Paul had this incredibly optimistic hope that you could just go to anyone, whoever they are, and say: you know, Jesus is in your experience. You too have tasted the sweet joy of Christ, and known his presence there among the other things in your life. Yes, he’s been there for you. If it’s Jews, those under the law, those outside the law, the weak, whoever it is. Let me, Paul is saying, let me try and help you find where you saw Jesus Christ. Because you have seen him. And you have been touched by his grace.
It’s incredibly hopeful to believe, as Paul did, that he could point out to anyone at all the presence of Jesus in their lives. You get someone who comes to you undergoing the most horrible experience, and you point out to them the presence of Jesus right there in their struggle. You get someone who their whole life has been told, for whatever reason, that they are bad, that they are less than, that they are lacking or corrupt. And you point out to them the presence of Jesus in the person that they actually are. And how much God loves them.
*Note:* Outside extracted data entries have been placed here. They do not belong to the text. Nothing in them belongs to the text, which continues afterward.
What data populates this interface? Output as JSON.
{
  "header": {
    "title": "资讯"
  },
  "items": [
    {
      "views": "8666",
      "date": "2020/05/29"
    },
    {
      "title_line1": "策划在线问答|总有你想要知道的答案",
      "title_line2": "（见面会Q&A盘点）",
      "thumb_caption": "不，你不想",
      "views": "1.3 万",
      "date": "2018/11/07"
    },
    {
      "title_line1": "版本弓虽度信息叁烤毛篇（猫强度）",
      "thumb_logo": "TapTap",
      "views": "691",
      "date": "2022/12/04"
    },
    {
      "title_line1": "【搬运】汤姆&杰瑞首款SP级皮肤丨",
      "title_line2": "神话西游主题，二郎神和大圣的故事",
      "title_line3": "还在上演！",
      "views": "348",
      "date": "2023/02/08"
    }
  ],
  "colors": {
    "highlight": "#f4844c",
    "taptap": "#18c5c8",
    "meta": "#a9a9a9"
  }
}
You help people who are really in need of God to realize the news that God is with them, and you’re doing something pretty important, you are evangelizing, creating the story, furthering the Gospel. For the work of Mark was not intended to end there in that church, among those Christians, but it was meant to last until today, and to reach into our lives and to impact our world.
But we have to realize it ourselves, first and foremost, to see him in our lives. So my prayer for today is that we take a moment to realize the awesome story of our own encounter or series of encounters with God, and know the works God has done within us, and those things which God surely will continue to do through the presence of Jesus Christ.